Easy News Topics

Last week, Paolo Valdermarin and Matt Mower released their specification of Easy News Topics 1.0 (ENT), which is designed as an RSS 2.0 module that can add topic and categorization information to an RSS feed.  I committed to get back to them (and others) with a review and some commentary on the approach.

The good news: As a format, ENT is easy to understand, easy for application developers to implement, and pretty easy to parse.  Kudos to Matt and Paolo for coming up with a design that is simple but extensible. 

Now the bad news:  I'm worried about two issues.  First is the problem of self-categorization.  ENT presupposes that authors can successfully create microcontent with the following properties:

  1. It can be placed in one or more categories
  2. the author is qualified to categorize the content correctly
  3. the author's categories have meaning to the reader
In addition, we then run into a larger problem with self-categorization, which is the question of categorization across feeds.  In other words, we have a problem of definitions - one person's rebel is another person's revolutionary.  Even with ENT's inclusion of clouds, which are (potentially) external topic maps that create self-consistent maps of the world, we still have the problem of intentional or unintentional misunderstanding and misreading of metadata like categories, which leads me to think that the entire concept of self-categorization is extremely difficult to work on a large scale.

A good example of this failure to scale is the history of web page metadata tags, especially the keyword tag.  At first, people acted in a trustworthy manner, and put quality information in META tags in HTML documents.  This was ostensibly useful so that the aggregators of that time, search engines, could more effectively sort and categorize data, and more accurately weight the document during search queries.  But soon, bad faith actors entered the picture, and attempted to influence search results by putting false or misleading metadata in their META tags.  As a result, META keyword tag information (self-categorization) has almost completely fallen from the ranking algorithms in modern search engines. 

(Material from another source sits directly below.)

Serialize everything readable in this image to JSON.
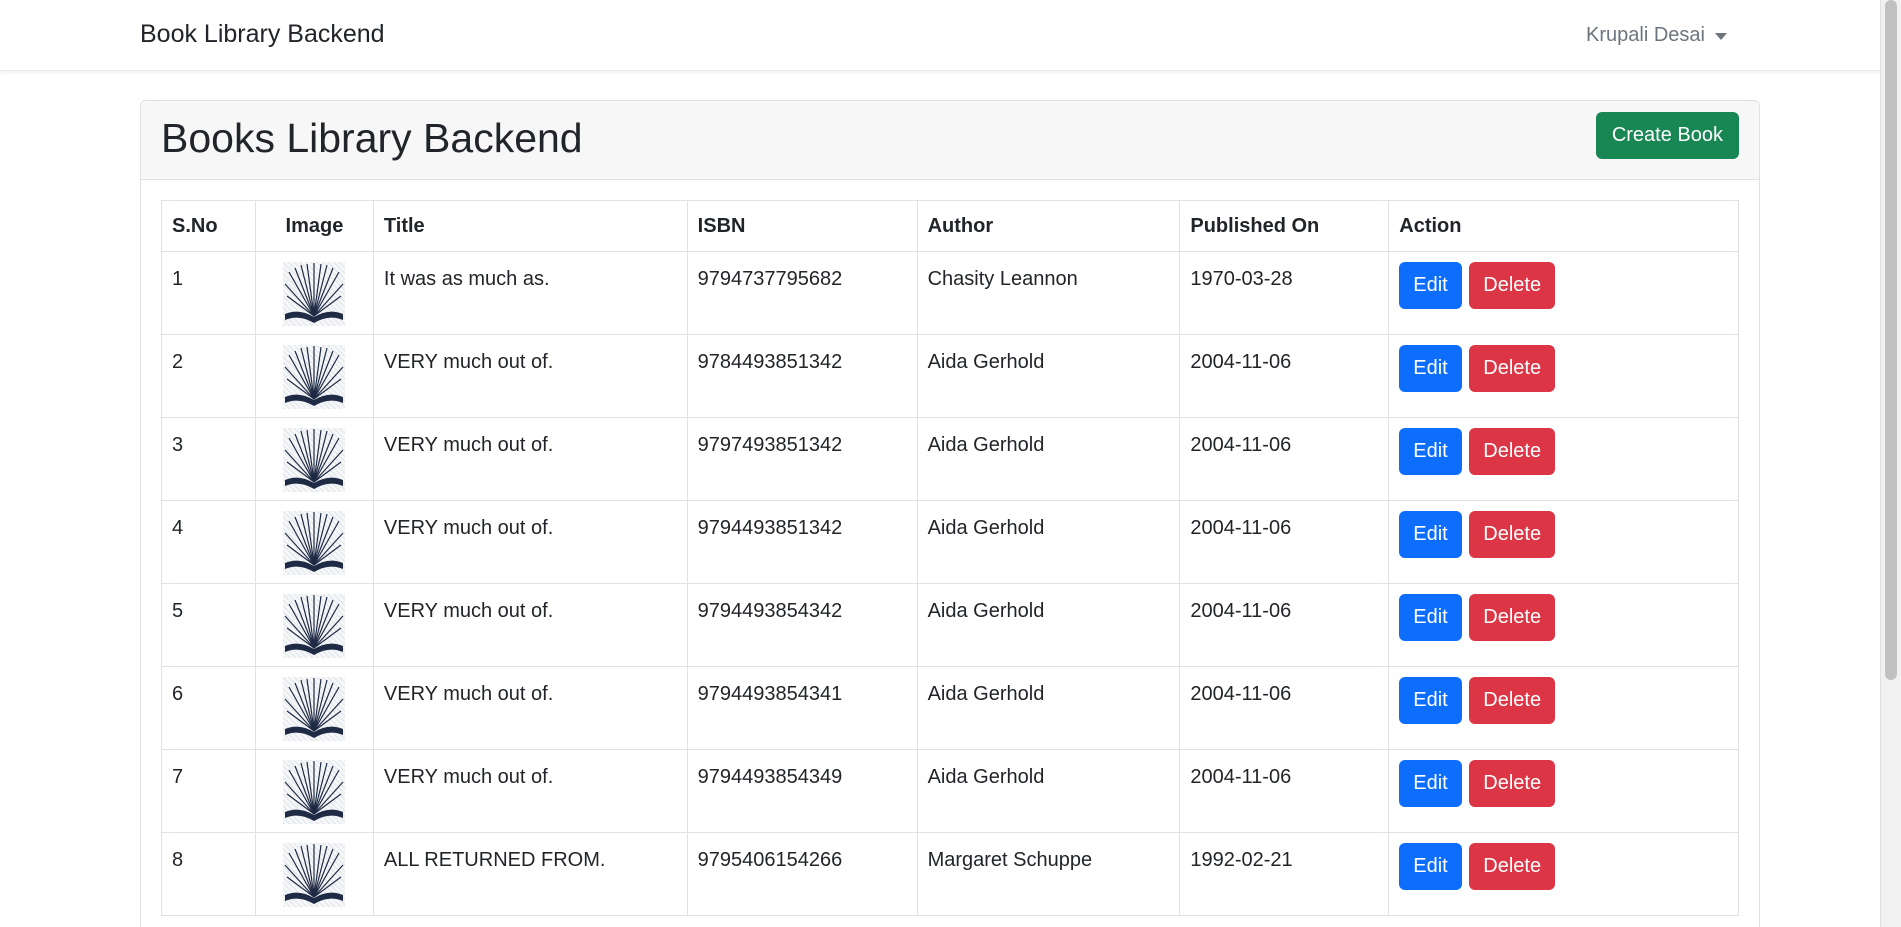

However, search engines still correctly categorize data, to a large extent.  Newer aggregate algorithms like pagerank and others can effectively categorize larger documents, often by inbound links or by vocabulary similarity. Two documents that share a similar vocabulary often are similar, and are often in the same categories.  So perhaps the answer is to allow for the aggregate collective human filters across the web (aka readers) help to create truly accurate categories for microcontent.  Of course, that collaborative filtering takes time, and thus negates some of the power of blogs, their conversational qualities.  If you have to wait 12 hours to find out what 20 other readers thought of some piece of content on the web, would that be worth it to you?  I would take that tradeoff.  But what if that timeframe was one week?  Or one month?  You'd end up missing the conversation itself while you were waiting for the collaborative filtering process to tell you that you should participate in the conversation. 

So, I think we're in a bit of a knot.  In the end, this won't really be solved until we can place a certain value on a particular's reputation - does blogger A tend to self-categorize in a way that I find interesting and blogger B does not?  In the end, I think there is no free lunch, and a file format standard like ENT won't remove the problems of bad-faith actors or self-categorization problems.  But, it is an easy to parse, easy to implement standard that will allow us to further explore these fundamentally social questions.